Venezuelan baseball player (born 1987)

Argenis Díaz (born February 12, 1987) is a Venezuelan former professional baseball shortstop. He played in Major League Baseball (MLB) for the Pittsburgh Pirates in 2010.

==Playing career==

===Boston Red Sox===
Díaz was signed by the Boston Red Sox organization in July 2003 as an international free agent. He started his professional career by playing with the Venezuelan Summer League Red Sox in 2004 and 2005 (the latter year's team being a cooperative with the San Diego Padres). He played for the Gulf Coast League Red Sox in 2006.

In 2007, Díaz played for Single-A Greenville Drive, batting .279 with two home runs and 40 runs batted in (RBI) in 99 games. He spent 2008 with the Lancaster JetHawks of Class A-Advanced and the Portland Sea Dogs of Double-A, batting a combined .284 with two home runs and 52 RBI in 110 games. Díaz returned to Portland in 2009, appearing in 76 games through July, compiling a .253 average with 24 RBI.

===Pittsburgh Pirates===
On July 22, 2009, Díaz was traded along with Hunter Strickland to the Pittsburgh Pirates in exchange for first baseman Adam LaRoche. With Pittsburgh's Triple-A team, the Indianapolis Indians, Díaz appeared in 43 games through the end of the season, batting .233 with eight RBI.

On April 22, 2010, Díaz made his major league debut for the Pirates; he went 0-for-1 with a groundout as a pinch hitter in the 9th inning against the Milwaukee Brewers. With the 2010 Pirates, Díaz appeared in 22 MLB games, batting .242 with two RBI. Defensively, he played 15 games at shortstop and had a .971 fielding percentage. Díaz also played in 80 Triple-A games with Indianapolis, batting .248 with 22 RBI.

===Detroit Tigers===
Díaz signed as a minor league free agent with the Detroit Tigers on December 20, 2010. He played in Triple-A with the Toledo Mud Hens for the 2011, 2012, and 2013 seasons.

===Cincinnati Reds===
Díaz signed a minor league deal with the Cincinnati Reds on December 2, 2013. He played with the Triple-A Louisville Bats until his release by the Reds on June 18, 2014.

===Arizona Diamondbacks===
On June 21, 2014, Díaz signed a minor league contract with the Arizona Diamondbacks. He finished the season with the Triple-A Reno Aces and Double-A Mobile Bay Bears. Díaz elected free agency on November 6, 2015.

===Detroit Tigers (second stint)===
On January 20, 2016, the Detroit Tigers signed Díaz to a minor league contract. He spent the 2016 season with Toledo, and split time during 2017 with Toledo and the Double-A Erie SeaWolves.

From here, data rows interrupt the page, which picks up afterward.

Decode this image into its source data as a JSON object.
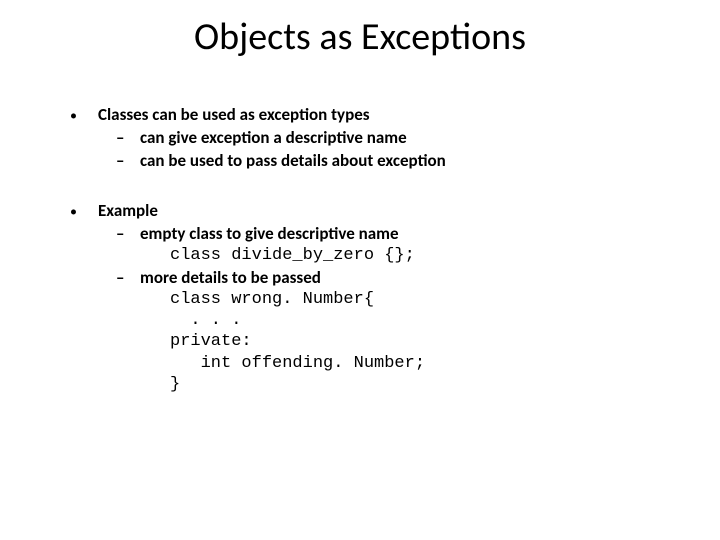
{
  "title": "Objects as Exceptions",
  "bullets": {
    "b1": {
      "head": "Classes can be used as exception types",
      "sub1": "can give exception a descriptive name",
      "sub2": "can be used to pass details about exception"
    },
    "b2": {
      "head": "Example",
      "sub1": "empty class to give descriptive name",
      "code1": "class divide_by_zero {};",
      "sub2": "more details to be passed",
      "code2_l1": "class wrong. Number{",
      "code2_l2": "  . . .",
      "code2_l3": "private:",
      "code2_l4": "   int offending. Number;",
      "code2_l5": "}"
    }
  }
}
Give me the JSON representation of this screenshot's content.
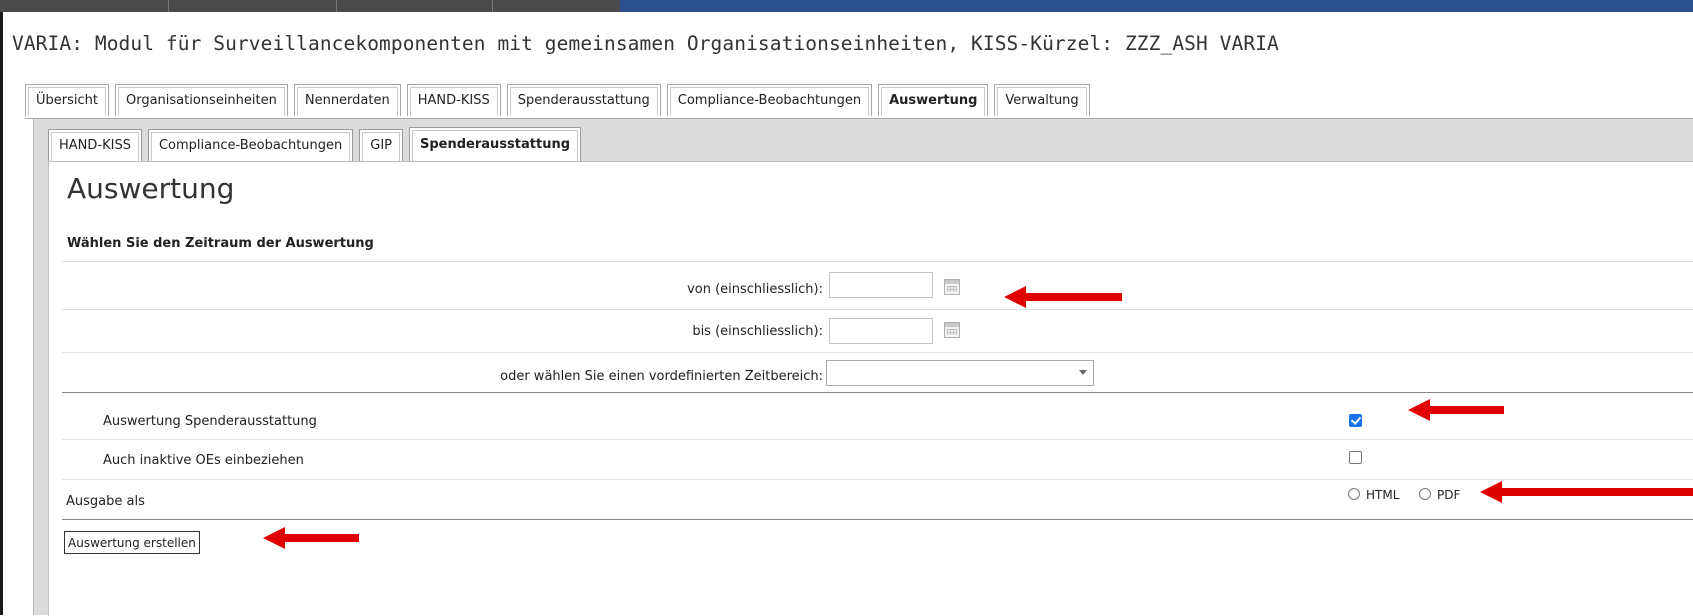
{
  "page": {
    "title": "VARIA: Modul für Surveillancekomponenten mit gemeinsamen Organisationseinheiten, KISS-Kürzel: ZZZ_ASH VARIA"
  },
  "main_tabs": [
    {
      "label": "Übersicht"
    },
    {
      "label": "Organisationseinheiten"
    },
    {
      "label": "Nennerdaten"
    },
    {
      "label": "HAND-KISS"
    },
    {
      "label": "Spenderausstattung"
    },
    {
      "label": "Compliance-Beobachtungen"
    },
    {
      "label": "Auswertung",
      "active": true
    },
    {
      "label": "Verwaltung"
    }
  ],
  "sub_tabs": [
    {
      "label": "HAND-KISS"
    },
    {
      "label": "Compliance-Beobachtungen"
    },
    {
      "label": "GIP"
    },
    {
      "label": "Spenderausstattung",
      "active": true
    }
  ],
  "content": {
    "heading": "Auswertung",
    "section_title": "Wählen Sie den Zeitraum der Auswertung",
    "from_label": "von (einschliesslich):",
    "from_value": "",
    "to_label": "bis (einschliesslich):",
    "to_value": "",
    "predefined_label": "oder wählen Sie einen vordefinierten Zeitbereich:",
    "predefined_value": "",
    "option_spender_label": "Auswertung Spenderausstattung",
    "option_spender_checked": true,
    "option_inactive_label": "Auch inaktive OEs einbeziehen",
    "option_inactive_checked": false,
    "output_label": "Ausgabe als",
    "output_options": [
      "HTML",
      "PDF"
    ],
    "submit_label": "Auswertung erstellen"
  },
  "colors": {
    "annotation_arrow": "#e00000",
    "checkbox_checked": "#1a73e8"
  }
}
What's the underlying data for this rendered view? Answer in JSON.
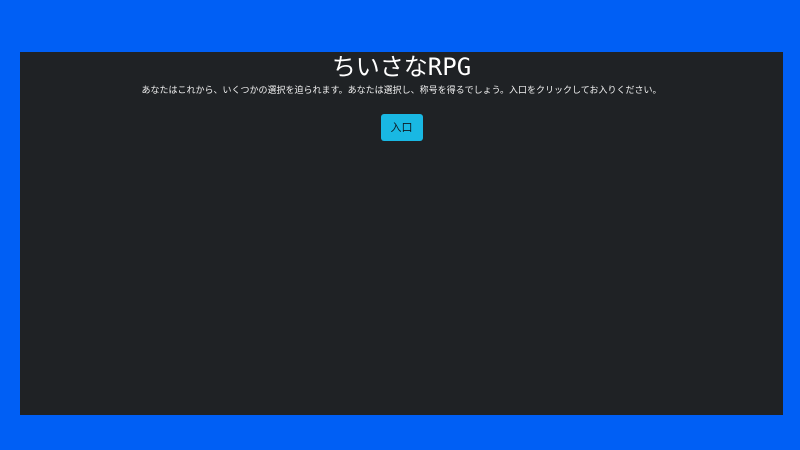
{
  "game": {
    "title": "ちいさなRPG",
    "intro": "あなたはこれから、いくつかの選択を迫られます。あなたは選択し、称号を得るでしょう。入口をクリックしてお入りください。",
    "enter_label": "入口"
  },
  "colors": {
    "background": "#005ff5",
    "panel": "#1f2225",
    "button": "#19b8e3"
  }
}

Díaz was released on August 12, 2017.

Díaz played a total of 14 minor-league seasons from 2004 to 2017, appearing in at least 1226 minor-league games (statistics from his first season in the Venezuelan Summer League are not available).

==Coaching career==
On January 23, 2020, Díaz was named a coach for the Indianapolis Indians, the Triple-A affiliate of the Pittsburgh Pirates.